El gobierno de José Antonio Kast en Chile implementa políticas migratorias restrictivas con el objetivo de expulsar a más de 300.000 migrantes en situación irregular. Se busca reforzar la frontera con medidas como una zanja, vallas, cámaras de reconocimiento facial, drones y patrullaje, con un avance limitado de la obra hasta ahora. Paralelamente, se han realizado vuelos de deportación y se promueve un proyecto de ley para criminalizar la entrada irregular al país.
Expertos como Patricia Rojas advierten que estas medidas son un atentado a los derechos humanos, señalando la falta de infraestructura para detener a tantas personas y la ineficacia de las políticas disuasorias. Se enfatiza la necesidad de buscar un equilibrio entre seguridad fronteriza y políticas de acogida e integración.
La situación de los migrantes venezolanos es particularmente compleja debido a la falta de relaciones diplomáticas entre Chile y Venezuela, dejando a miles en un limbo legal.
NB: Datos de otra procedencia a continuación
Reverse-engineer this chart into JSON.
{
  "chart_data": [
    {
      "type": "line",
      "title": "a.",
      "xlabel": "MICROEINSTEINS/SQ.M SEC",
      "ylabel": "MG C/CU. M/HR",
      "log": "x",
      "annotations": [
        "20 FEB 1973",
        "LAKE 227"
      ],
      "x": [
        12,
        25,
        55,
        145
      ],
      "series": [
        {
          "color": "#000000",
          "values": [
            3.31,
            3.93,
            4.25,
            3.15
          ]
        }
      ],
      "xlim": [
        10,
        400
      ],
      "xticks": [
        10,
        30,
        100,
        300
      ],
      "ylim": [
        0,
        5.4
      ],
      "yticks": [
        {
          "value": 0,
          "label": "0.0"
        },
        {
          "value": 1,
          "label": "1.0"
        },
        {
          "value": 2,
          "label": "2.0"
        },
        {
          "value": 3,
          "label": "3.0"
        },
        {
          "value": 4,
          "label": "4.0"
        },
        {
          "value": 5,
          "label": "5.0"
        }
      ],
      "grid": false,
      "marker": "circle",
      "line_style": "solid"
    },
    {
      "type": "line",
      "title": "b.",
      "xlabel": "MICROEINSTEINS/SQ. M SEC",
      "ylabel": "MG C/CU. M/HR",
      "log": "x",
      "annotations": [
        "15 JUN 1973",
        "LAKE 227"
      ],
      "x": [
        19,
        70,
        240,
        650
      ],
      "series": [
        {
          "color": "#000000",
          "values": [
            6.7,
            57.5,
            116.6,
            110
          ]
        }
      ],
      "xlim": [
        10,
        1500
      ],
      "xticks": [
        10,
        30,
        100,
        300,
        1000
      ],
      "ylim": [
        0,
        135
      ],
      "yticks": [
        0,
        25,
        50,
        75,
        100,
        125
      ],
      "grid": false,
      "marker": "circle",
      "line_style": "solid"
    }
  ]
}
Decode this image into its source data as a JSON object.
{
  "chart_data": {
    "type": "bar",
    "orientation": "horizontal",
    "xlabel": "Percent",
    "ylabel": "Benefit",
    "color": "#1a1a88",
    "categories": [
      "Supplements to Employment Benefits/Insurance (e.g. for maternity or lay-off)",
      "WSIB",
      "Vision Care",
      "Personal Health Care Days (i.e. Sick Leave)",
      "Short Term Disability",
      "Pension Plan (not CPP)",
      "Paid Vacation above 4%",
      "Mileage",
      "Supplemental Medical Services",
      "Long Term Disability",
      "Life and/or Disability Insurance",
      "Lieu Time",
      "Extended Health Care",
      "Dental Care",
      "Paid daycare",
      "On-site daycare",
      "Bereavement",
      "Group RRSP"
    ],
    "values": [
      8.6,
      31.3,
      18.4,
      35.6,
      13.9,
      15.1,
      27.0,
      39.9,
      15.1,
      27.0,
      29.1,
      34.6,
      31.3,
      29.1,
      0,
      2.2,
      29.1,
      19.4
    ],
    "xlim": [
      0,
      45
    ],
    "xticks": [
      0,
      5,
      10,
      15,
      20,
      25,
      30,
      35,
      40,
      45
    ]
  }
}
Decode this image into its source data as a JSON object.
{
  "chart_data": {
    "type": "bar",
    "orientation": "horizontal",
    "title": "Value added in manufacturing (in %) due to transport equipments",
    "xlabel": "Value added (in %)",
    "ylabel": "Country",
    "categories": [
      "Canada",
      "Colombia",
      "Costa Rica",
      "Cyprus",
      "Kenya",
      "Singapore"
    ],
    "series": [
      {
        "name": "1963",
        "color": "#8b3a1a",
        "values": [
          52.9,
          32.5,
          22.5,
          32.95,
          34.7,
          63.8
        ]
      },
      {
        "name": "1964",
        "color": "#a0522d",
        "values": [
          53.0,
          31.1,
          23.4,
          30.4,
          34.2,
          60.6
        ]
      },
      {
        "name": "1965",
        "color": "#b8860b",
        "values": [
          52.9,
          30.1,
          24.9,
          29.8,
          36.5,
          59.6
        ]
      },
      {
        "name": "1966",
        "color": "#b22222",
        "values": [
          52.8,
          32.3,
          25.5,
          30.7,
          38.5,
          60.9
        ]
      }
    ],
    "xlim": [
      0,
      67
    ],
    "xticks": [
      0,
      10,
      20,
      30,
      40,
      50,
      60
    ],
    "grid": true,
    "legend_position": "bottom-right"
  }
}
Los datos indican que los venezolanos constituyen la mayor parte de la población migrante irregular en Chile.
Adicionalmente, se planea eliminar la nacionalización por nacimiento y se busca que los servicios de salud y educación reporten a las autoridades los datos de migrantes irregulares, medidas que generan preocupación en el colegio médico por atentar contra la ética y la confianza médico-paciente.